Is it a percentage of the hours the author sunk into it? And if so, what are those hours worth?? Are they worth whatever their current day job salary breaks down to in hourly increments? Or more, because this is their most personal, creative work? Or less, because they enjoy writing it more than they enjoy punching out widgets?
Is it worth whatever the market will bear? Which market? The market of lucratively employed turbo-nerds who are going to expense your boutique tech book to a corporate training budget? Or the market of out-of-work single moms about to lose their apartments who might get a leg up on an interview by reading your book? These markets have very different budgets.
Personally, I find all this “worth”-calculation entirely intractable. You can pull this thread endlessly until you get down to the bedrock of our economic system. Which turns out to be not so much bedrock as a vast cobwebby collective exercise in faith, suspended over the void.
Exhausting. We have books to write and screencasts to produce and smug Instagram photos to post of ourselves at the coffee shop with our laptops, living the “lifestyle business” dream.
After all this time I don’t really know jack about how to price “right”. But I do know this: I’m not focused on getting money-for-information anymore. As much as possible, I’m trying to live in what I think of as the Tote Bag Economy.
What I mean is this: When National Public Radio does a fund drive and I send them money, they send me a tote bag. If I send them more money, maybe they send me a tote bag AND an umbrella. On the face of it, this looks like a pretty clear money-for-stuff transaction: the more money they get, the more stuff I get. And indeed, many of their contributors might well be incentivized by the stuff. It might be the lure that gets people over the line from thinking about it to opening their wallets.

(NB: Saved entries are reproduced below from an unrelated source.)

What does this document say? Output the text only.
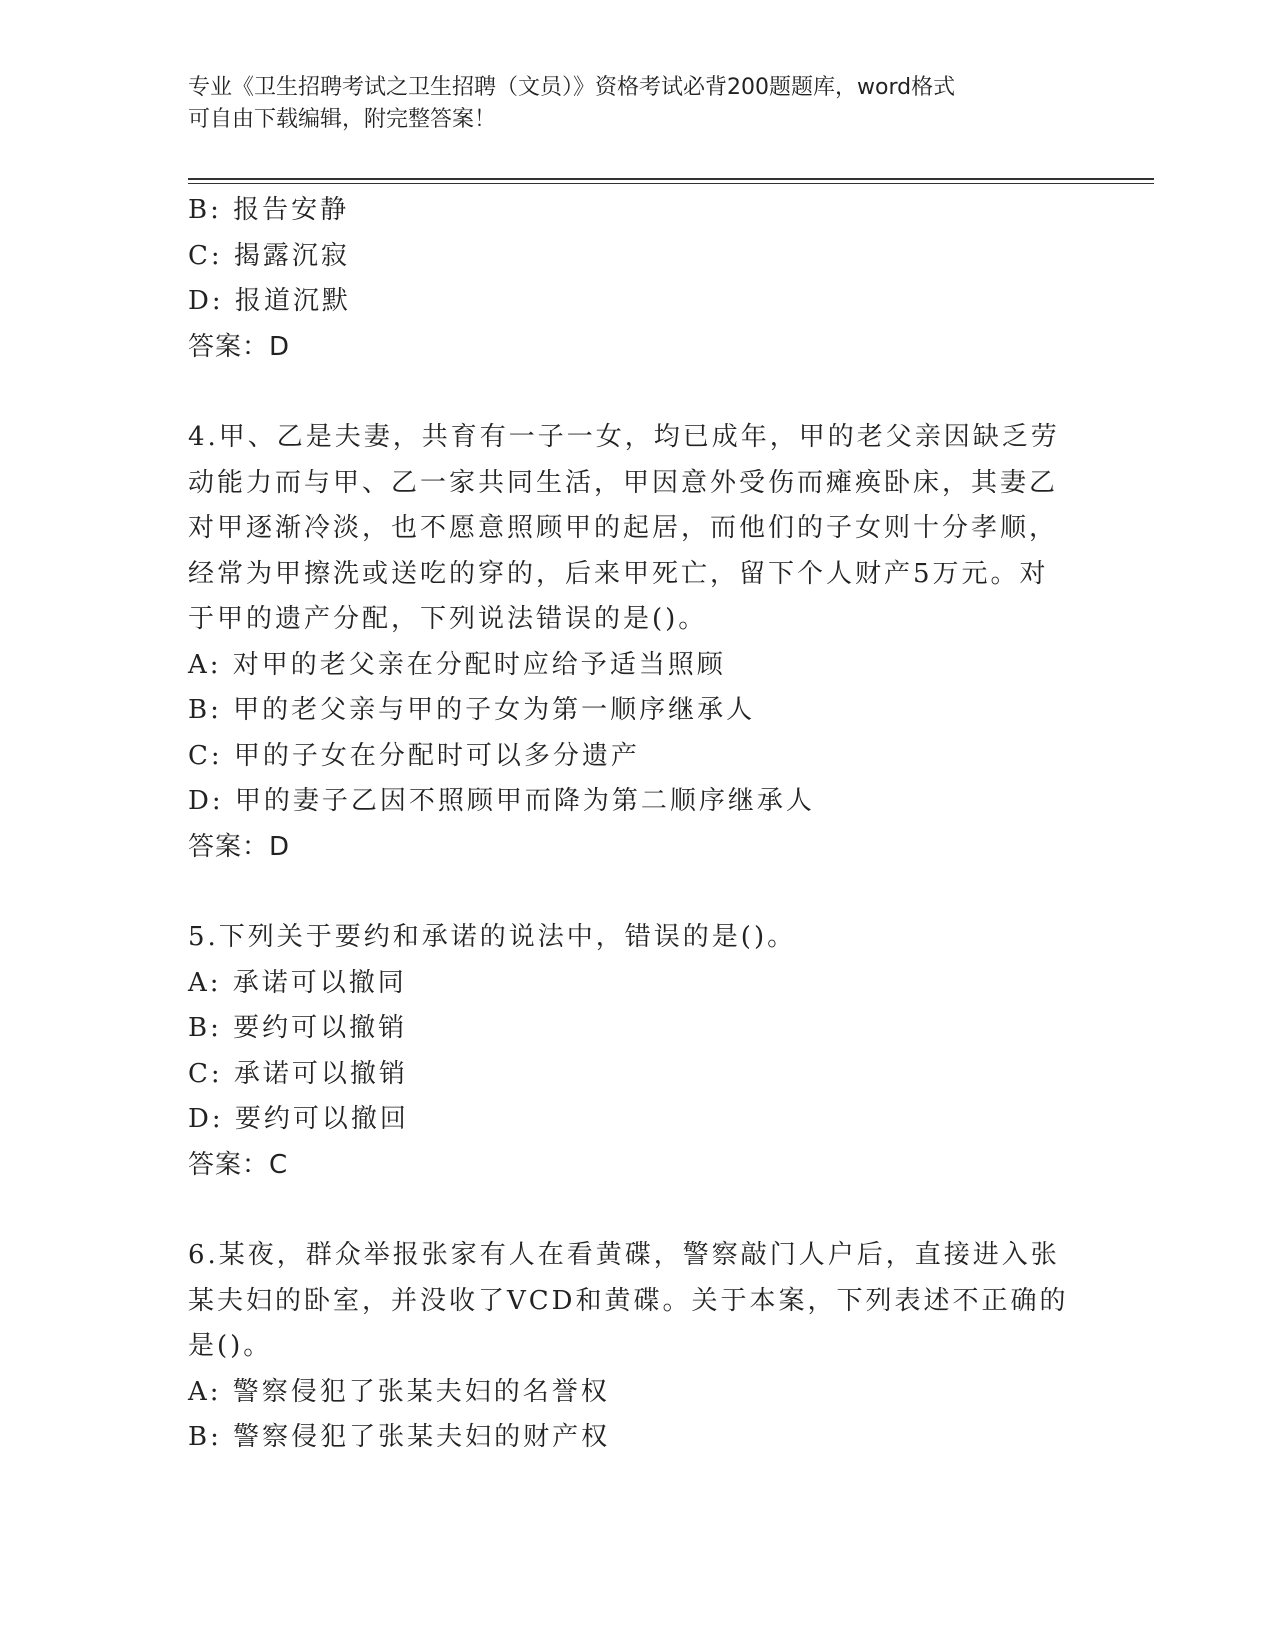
专业《卫生招聘考试之卫生招聘（文员）》资格考试必背200题题库，word格式
可自由下载编辑，附完整答案！
B: 报告安静
C: 揭露沉寂
D: 报道沉默
答案：D
4.甲、乙是夫妻，共育有一子一女，均已成年，甲的老父亲因缺乏劳
动能力而与甲、乙一家共同生活，甲因意外受伤而瘫痪卧床，其妻乙
对甲逐渐冷淡，也不愿意照顾甲的起居，而他们的子女则十分孝顺，
经常为甲擦洗或送吃的穿的，后来甲死亡，留下个人财产5万元。对
于甲的遗产分配，下列说法错误的是()。
A: 对甲的老父亲在分配时应给予适当照顾
B: 甲的老父亲与甲的子女为第一顺序继承人
C: 甲的子女在分配时可以多分遗产
D: 甲的妻子乙因不照顾甲而降为第二顺序继承人
答案：D
5.下列关于要约和承诺的说法中，错误的是()。
A: 承诺可以撤同
B: 要约可以撤销
C: 承诺可以撤销
D: 要约可以撤回
答案：C
6.某夜，群众举报张家有人在看黄碟，警察敲门人户后，直接进入张
某夫妇的卧室，并没收了VCD和黄碟。关于本案，下列表述不正确的
是()。
A: 警察侵犯了张某夫妇的名誉权
B: 警察侵犯了张某夫妇的财产权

But we all know that when I send NPR money, I’m not trading it for a tote bag. I’m not even trading it for a specific radio program that I listened to, or one that I’m hoping to listen to.

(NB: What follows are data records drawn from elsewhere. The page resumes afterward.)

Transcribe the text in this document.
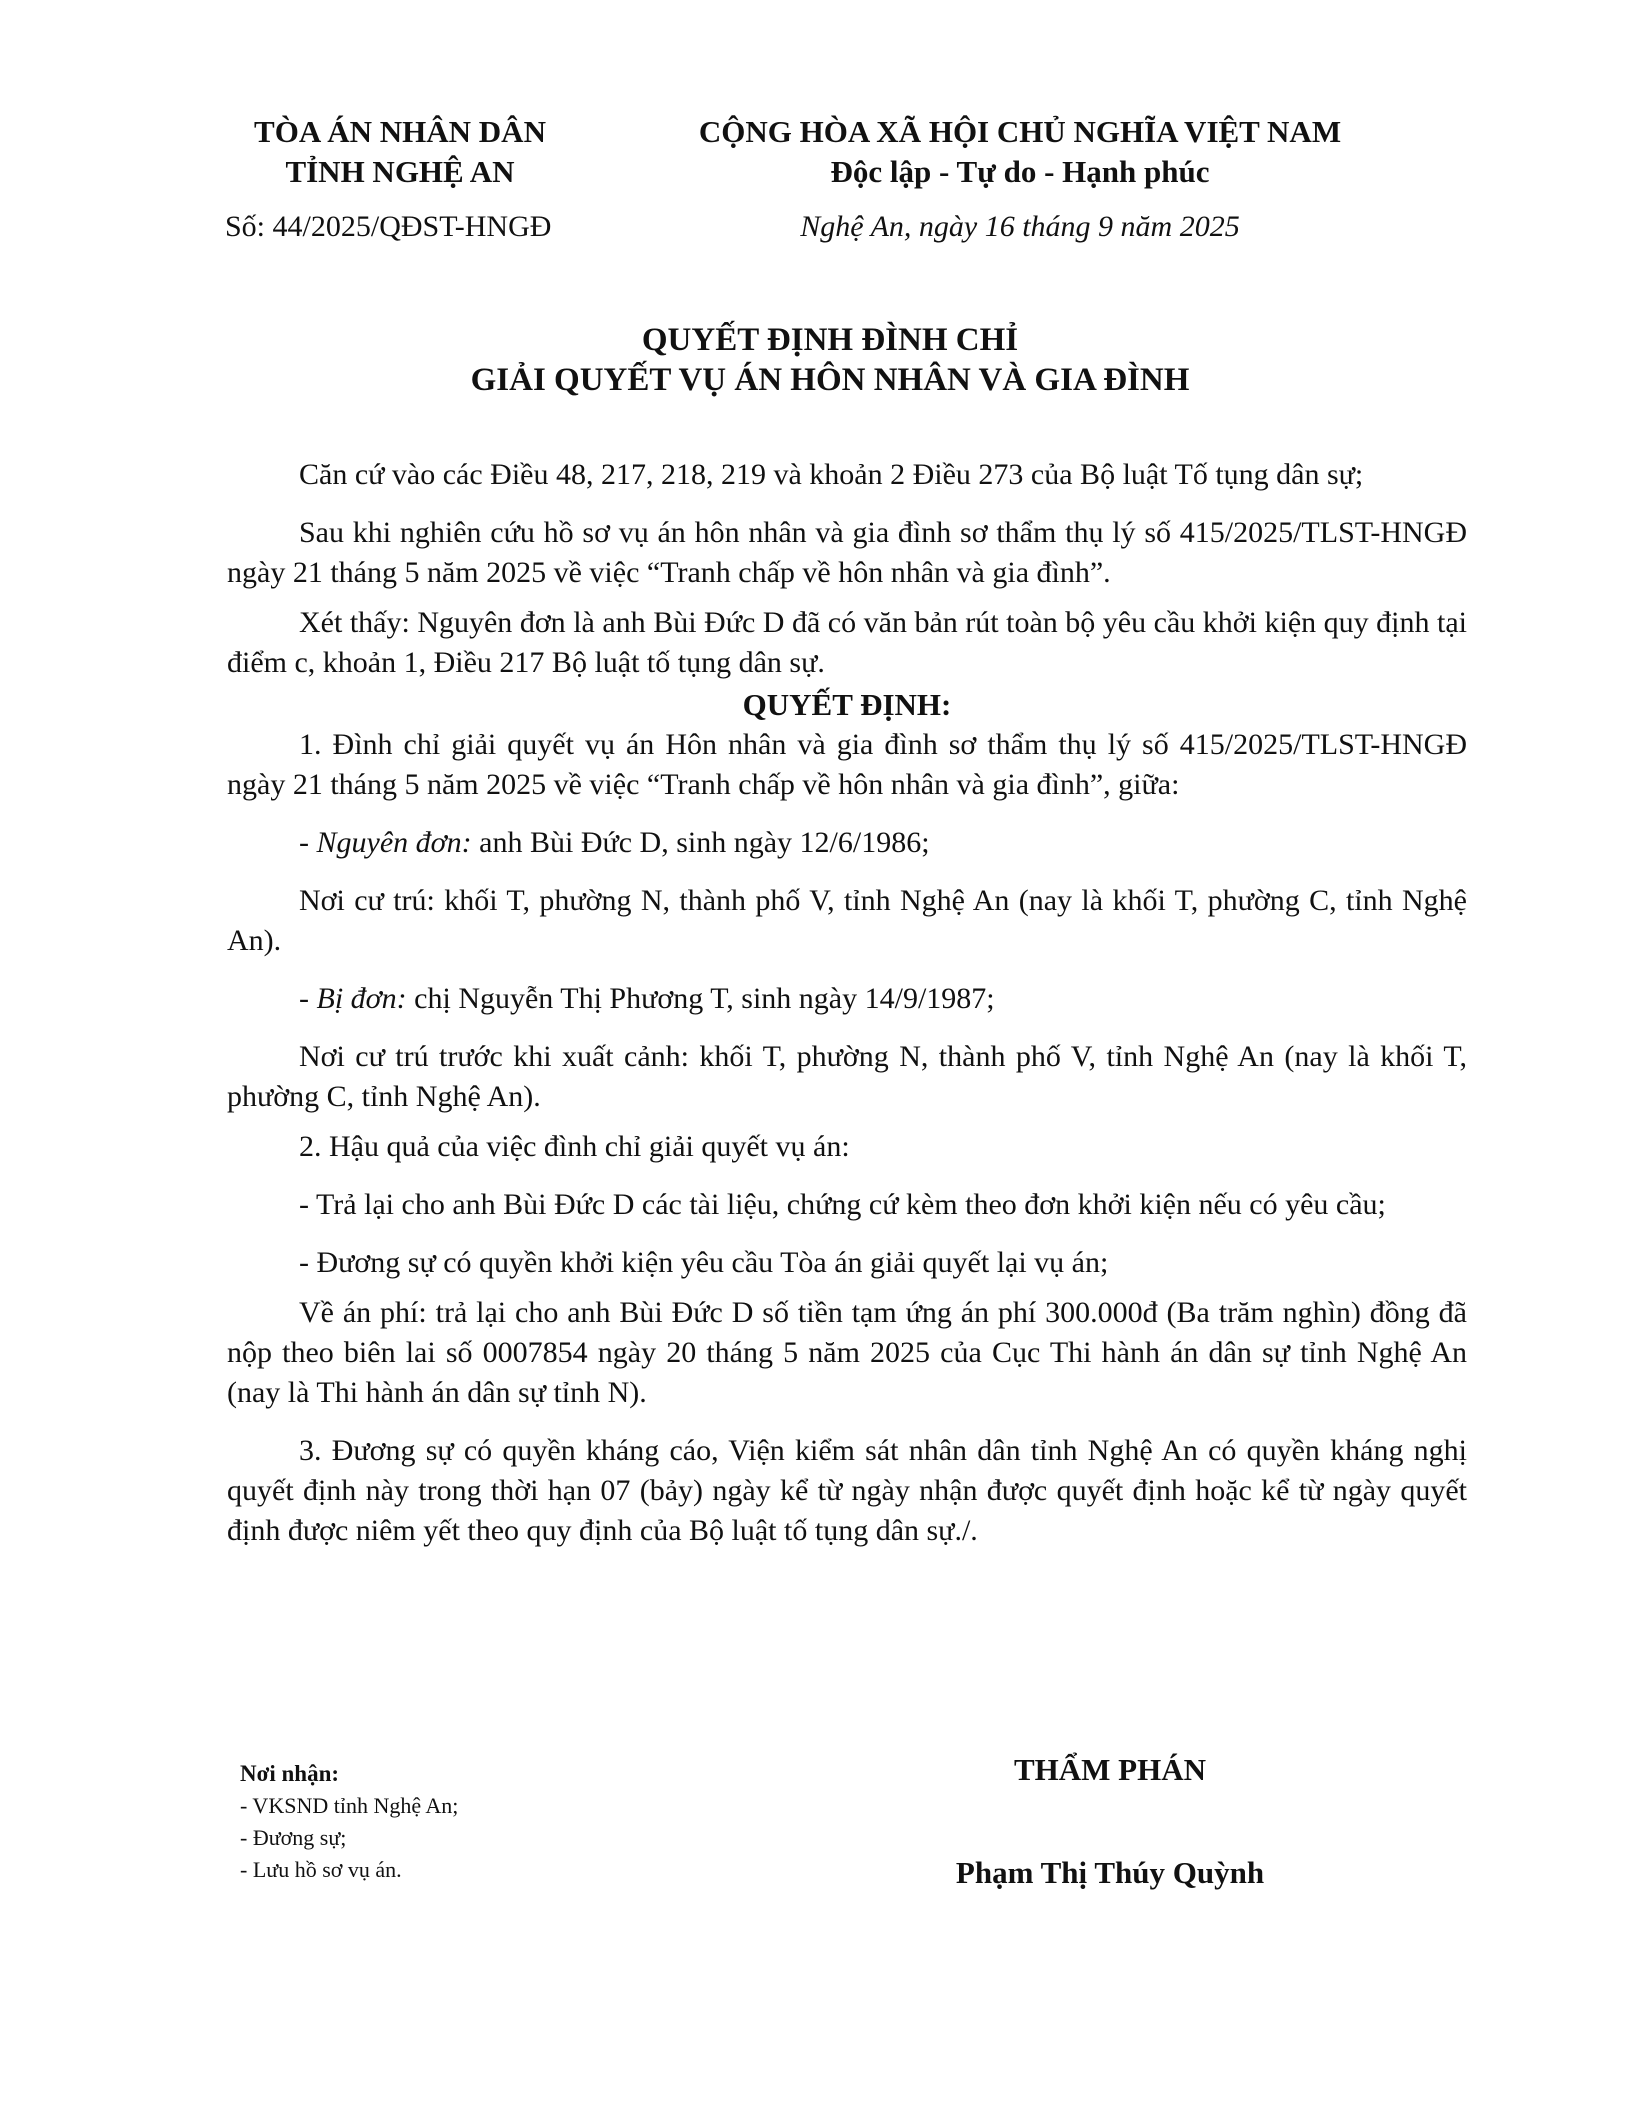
TÒA ÁN NHÂN DÂN
TỈNH NGHỆ AN
CỘNG HÒA XÃ HỘI CHỦ NGHĨA VIỆT NAM
Độc lập - Tự do - Hạnh phúc
Số: 44/2025/QĐST-HNGĐ	Nghệ An, ngày 16 tháng 9 năm 2025
QUYẾT ĐỊNH ĐÌNH CHỈ
GIẢI QUYẾT VỤ ÁN HÔN NHÂN VÀ GIA ĐÌNH

Căn cứ vào các Điều 48, 217, 218, 219 và khoản 2 Điều 273 của Bộ luật Tố tụng dân sự;

Sau khi nghiên cứu hồ sơ vụ án hôn nhân và gia đình sơ thẩm thụ lý số 415/2025/TLST-HNGĐ ngày 21 tháng 5 năm 2025 về việc “Tranh chấp về hôn nhân và gia đình”.

Xét thấy: Nguyên đơn là anh Bùi Đức D đã có văn bản rút toàn bộ yêu cầu khởi kiện quy định tại điểm c, khoản 1, Điều 217 Bộ luật tố tụng dân sự.

QUYẾT ĐỊNH:

1. Đình chỉ giải quyết vụ án Hôn nhân và gia đình sơ thẩm thụ lý số 415/2025/TLST-HNGĐ ngày 21 tháng 5 năm 2025 về việc “Tranh chấp về hôn nhân và gia đình”, giữa:

- Nguyên đơn: anh Bùi Đức D, sinh ngày 12/6/1986;

Nơi cư trú: khối T, phường N, thành phố V, tỉnh Nghệ An (nay là khối T, phường C, tỉnh Nghệ An).

- Bị đơn: chị Nguyễn Thị Phương T, sinh ngày 14/9/1987;

Nơi cư trú trước khi xuất cảnh: khối T, phường N, thành phố V, tỉnh Nghệ An (nay là khối T, phường C, tỉnh Nghệ An).

2. Hậu quả của việc đình chỉ giải quyết vụ án:

- Trả lại cho anh Bùi Đức D các tài liệu, chứng cứ kèm theo đơn khởi kiện nếu có yêu cầu;

- Đương sự có quyền khởi kiện yêu cầu Tòa án giải quyết lại vụ án;

Về án phí: trả lại cho anh Bùi Đức D số tiền tạm ứng án phí 300.000đ (Ba trăm nghìn) đồng đã nộp theo biên lai số 0007854 ngày 20 tháng 5 năm 2025 của Cục Thi hành án dân sự tỉnh Nghệ An (nay là Thi hành án dân sự tỉnh N).

3. Đương sự có quyền kháng cáo, Viện kiểm sát nhân dân tỉnh Nghệ An có quyền kháng nghị quyết định này trong thời hạn 07 (bảy) ngày kể từ ngày nhận được quyết định hoặc kể từ ngày quyết định được niêm yết theo quy định của Bộ luật tố tụng dân sự./.

Nơi nhận:
- VKSND tỉnh Nghệ An;
- Đương sự;
- Lưu hồ sơ vụ án.
THẨM PHÁN
Phạm Thị Thúy Quỳnh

It’s not really about the tote bag. It’s about wanting NPR to keep being NPR and keep making shows about how fonts became Nazi symbols.
Likewise, when I send Jessica Lakritz money for a book of poetry, I don’t actually view it as buying the book. I don’t particularly care about receiving the book, even. I just want to support her in in continuing to inspire people and challenge how we relate to bodies with her physiopoetry.

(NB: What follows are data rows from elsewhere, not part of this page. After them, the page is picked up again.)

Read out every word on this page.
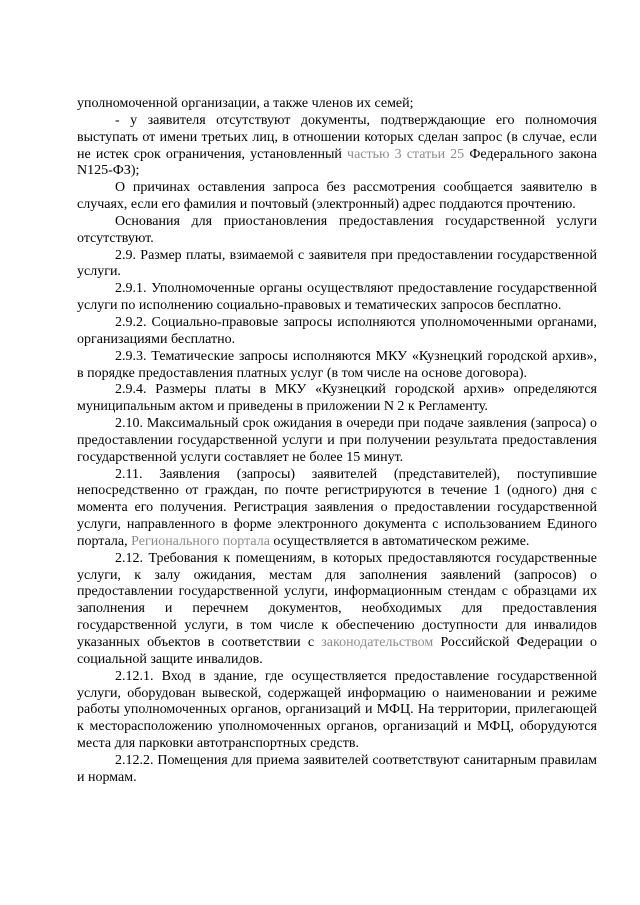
уполномоченной организации, а также членов их семей;

- у заявителя отсутствуют документы, подтверждающие его полномочия выступать от имени третьих лиц, в отношении которых сделан запрос (в случае, если не истек срок ограничения, установленный частью 3 статьи 25 Федерального закона N125-ФЗ);

О причинах оставления запроса без рассмотрения сообщается заявителю в случаях, если его фамилия и почтовый (электронный) адрес поддаются прочтению.

Основания для приостановления предоставления государственной услуги отсутствуют.

2.9. Размер платы, взимаемой с заявителя при предоставлении государственной услуги.

2.9.1. Уполномоченные органы осуществляют предоставление государственной услуги по исполнению социально-правовых и тематических запросов бесплатно.

2.9.2. Социально-правовые запросы исполняются уполномоченными органами, организациями бесплатно.

2.9.3. Тематические запросы исполняются МКУ «Кузнецкий городской архив», в порядке предоставления платных услуг (в том числе на основе договора).

2.9.4. Размеры платы в МКУ «Кузнецкий городской архив» определяются муниципальным актом и приведены в приложении N 2 к Регламенту.

2.10. Максимальный срок ожидания в очереди при подаче заявления (запроса) о предоставлении государственной услуги и при получении результата предоставления государственной услуги составляет не более 15 минут.

2.11. Заявления (запросы) заявителей (представителей), поступившие непосредственно от граждан, по почте регистрируются в течение 1 (одного) дня с момента его получения. Регистрация заявления о предоставлении государственной услуги, направленного в форме электронного документа с использованием Единого портала, Регионального портала осуществляется в автоматическом режиме.

2.12. Требования к помещениям, в которых предоставляются государственные услуги, к залу ожидания, местам для заполнения заявлений (запросов) о предоставлении государственной услуги, информационным стендам с образцами их заполнения и перечнем документов, необходимых для предоставления государственной услуги, в том числе к обеспечению доступности для инвалидов указанных объектов в соответствии с законодательством Российской Федерации о социальной защите инвалидов.

2.12.1. Вход в здание, где осуществляется предоставление государственной услуги, оборудован вывеской, содержащей информацию о наименовании и режиме работы уполномоченных органов, организаций и МФЦ. На территории, прилегающей к месторасположению уполномоченных органов, организаций и МФЦ, оборудуются места для парковки автотранспортных средств.

2.12.2. Помещения для приема заявителей соответствуют санитарным правилам и нормам.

When it comes to my own work, I make the baseline assumption that anyone who is reasonably motivated can find it for free. Either from a friend or posted on a pirate site.
If I sell a digital book or a video or a course as a “product”, it’s a tote bag. It’s a token. The people who get the most value from my work are also the people who want to see me keep doing what I do.
There are business models that map more directly to the tote bag economy. Patreon is probably the most direct and widespread implementation of “here is money to keep doing the things you do”. With Graceful.Dev, I’m moving further from a model of “money for bytes” and closer to a model of “here is my garden, please support my continued gardening”.
So that’s the Tote Bag Economy. I think it’s a useful way to think about value in a post-scarcity business like digital content. If you find this perspective helpful, let me sell you a tote bag.